Please provide a hint as to the size of your current total portfolio (as in high four-figures, mid five-figures, low six-figures, etc.) What might be appropriate for a very large portfolio might not be appropriate for a new investor.

Providing the split of your assets and contributions between taxable and tax-advantaged accounts is also helpful. Please include all investment and retirement accounts (yourself and spouse or common-law partner, if applicable) as it's important to look at the portfolio as a unified whole rather than look at accounts in isolation. Also include the available funds in your employer-provided retirement plans. For example:


Current Assets

Taxable
xx% cash (for investing – do not include emergency funds)
xx% fund name(s) (fund symbol, if known) (management expense ratio, if known)
xx% stock company name(s) (ticker symbol, if known)

His Tax-Free Savings Account
xx% cash (for investing – do not include emergency funds)
xx% fund name(s) (fund symbol, if known) (management expense ratio, if known)
xx% stock company name(s) (ticker symbol, if known)

Her Tax-Free Savings Account
xx% cash (for investing – do not include emergency funds)
xx% fund name(s) (fund symbol, if known) (management expense ratio, if known)
xx% stock company name(s) (ticker symbol, if known)

His RRSP / RRIF / LIRA
xx% cash (for investing – do not include funds earmarked for the Home Buyer's Plan)
xx% fund name(s) (fund symbol, if known) (management expense ratio, if known)
xx% stock company name(s) (ticker symbol, if known)
List any restrictions in available investment choices

Her RRSP / RRIF / LIRA
xx% cash (for investing – do not include funds earmarked for the Home Buyer's Plan)
xx% fund name(s) (fund symbol, if known) (management expense ratio, if known)
xx% stock company name(s) (ticker symbol, if known)
List any restrictions in available investment choices

Total of All Accounts Together (not each account individually) should equal 100%.

Pensions

Also mention any pensions you and/or your spouse may have at work, annual percentage contributions by the employer/employee, and for how long they have been accumulating.

If retired, mention the CPP, OAS and annuities you and/or your spouse may be collecting or are soon expecting to do so.


RESP(s)
Plan Type: (Family, Individual, or Group)
Plan sponsor:
Age of child(ren):
xx% cash
xx% fund name(s) (fund symbol, if known) (management expense ratio, if known)
xx% stock company name(s) (ticker symbol, if known)

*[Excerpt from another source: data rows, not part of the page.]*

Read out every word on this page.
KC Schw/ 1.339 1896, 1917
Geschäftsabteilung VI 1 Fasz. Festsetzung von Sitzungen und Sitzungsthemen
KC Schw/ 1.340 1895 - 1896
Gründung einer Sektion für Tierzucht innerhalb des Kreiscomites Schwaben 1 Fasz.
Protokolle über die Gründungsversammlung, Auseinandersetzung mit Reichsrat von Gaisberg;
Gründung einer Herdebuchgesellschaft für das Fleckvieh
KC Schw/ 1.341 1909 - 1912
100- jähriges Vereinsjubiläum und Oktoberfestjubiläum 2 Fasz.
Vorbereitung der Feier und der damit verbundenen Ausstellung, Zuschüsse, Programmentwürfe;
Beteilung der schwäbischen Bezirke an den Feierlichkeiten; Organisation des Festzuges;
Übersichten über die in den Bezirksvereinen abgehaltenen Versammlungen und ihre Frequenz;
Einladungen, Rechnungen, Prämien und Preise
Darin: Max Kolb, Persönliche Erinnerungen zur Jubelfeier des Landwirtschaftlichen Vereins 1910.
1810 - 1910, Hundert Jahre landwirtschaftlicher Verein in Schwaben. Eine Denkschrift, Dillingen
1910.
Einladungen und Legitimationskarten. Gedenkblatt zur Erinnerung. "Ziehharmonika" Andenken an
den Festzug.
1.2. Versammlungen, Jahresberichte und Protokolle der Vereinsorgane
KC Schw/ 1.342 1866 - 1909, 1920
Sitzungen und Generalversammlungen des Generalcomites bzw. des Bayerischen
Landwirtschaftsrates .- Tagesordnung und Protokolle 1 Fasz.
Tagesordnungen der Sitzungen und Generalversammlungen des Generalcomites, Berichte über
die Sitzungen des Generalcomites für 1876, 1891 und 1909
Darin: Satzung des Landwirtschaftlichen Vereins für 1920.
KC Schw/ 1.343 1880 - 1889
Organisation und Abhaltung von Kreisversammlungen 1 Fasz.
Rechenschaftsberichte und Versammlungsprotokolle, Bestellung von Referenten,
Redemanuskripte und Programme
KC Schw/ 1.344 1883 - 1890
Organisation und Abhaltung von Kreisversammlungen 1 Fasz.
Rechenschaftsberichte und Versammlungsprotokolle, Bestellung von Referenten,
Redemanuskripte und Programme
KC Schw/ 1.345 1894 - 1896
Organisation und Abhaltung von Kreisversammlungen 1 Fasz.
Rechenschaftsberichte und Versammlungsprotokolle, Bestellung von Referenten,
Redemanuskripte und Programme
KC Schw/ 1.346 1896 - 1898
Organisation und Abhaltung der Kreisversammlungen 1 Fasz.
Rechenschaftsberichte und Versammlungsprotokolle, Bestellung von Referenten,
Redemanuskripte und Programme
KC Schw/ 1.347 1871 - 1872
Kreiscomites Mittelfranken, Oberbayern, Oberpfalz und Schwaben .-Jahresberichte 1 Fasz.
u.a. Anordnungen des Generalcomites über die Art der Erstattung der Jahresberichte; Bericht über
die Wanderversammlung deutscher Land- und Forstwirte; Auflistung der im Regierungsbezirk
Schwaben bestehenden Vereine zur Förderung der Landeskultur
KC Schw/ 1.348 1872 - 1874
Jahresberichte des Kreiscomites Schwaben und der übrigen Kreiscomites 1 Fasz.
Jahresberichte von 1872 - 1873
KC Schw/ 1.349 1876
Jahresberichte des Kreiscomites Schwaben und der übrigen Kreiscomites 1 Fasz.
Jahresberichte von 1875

Total of percentages for RESP(s) should equal 100%.


Contributions

New annual Contributions
$xx taxable (for retirement, not short term goals)
$xx his Tax-Free Savings Account
$xx her Tax-Free Savings Account
$xx his RRSP (also specify any employer matching contributions)
$xx her RRSP (also specify any employer matching contributions)
$xx RESP(s)


Questions

1.

2.

3.


Key Points
* In the Current Assets section, please make sure that percentages add up to 100% across all of your accounts, not within each account.
* Please make sure that you've provided all the information requested above. Omitting information often results in delays and/or longer exchanges.
* If you have an account in a retirement plan with your employer, be sure to enter the expense ratios for the funds as stated in your company's specific plan (if they are available, or, different from the retail version of the mutual funds).

Etiquette

Please make all responses and additions to your original post in the same conversation rather than creating a new topic. It helps everyone if the history of the discussion is available in one place.

Many posters put a great deal of effort into their replies. We simply ask that if you receive replies, you go back and respond to them in some way. It's a hollow feeling for those of us who respond to questions to never hear back from the person who started the conversation. Remember, the purpose of this is to have a conversation! We are NOT expecting a thank-you, but feedback on what you found helpful, if anything.

USING CAPITALIZED LETTERS is considered rude (it's shouting). Caps are good for emphasis, but are hard to read. If you consistently post in CAPS, some people may not bother to read and respond to your questions.

Preparing to make a post can be a significant learning experience for you. We appreciate posts that show careful planning. This doesn't mean your questions must be complex or show extensive investment knowledge. We really enjoy simple ones and want beginning investors to feel very welcome. Our goal is to help.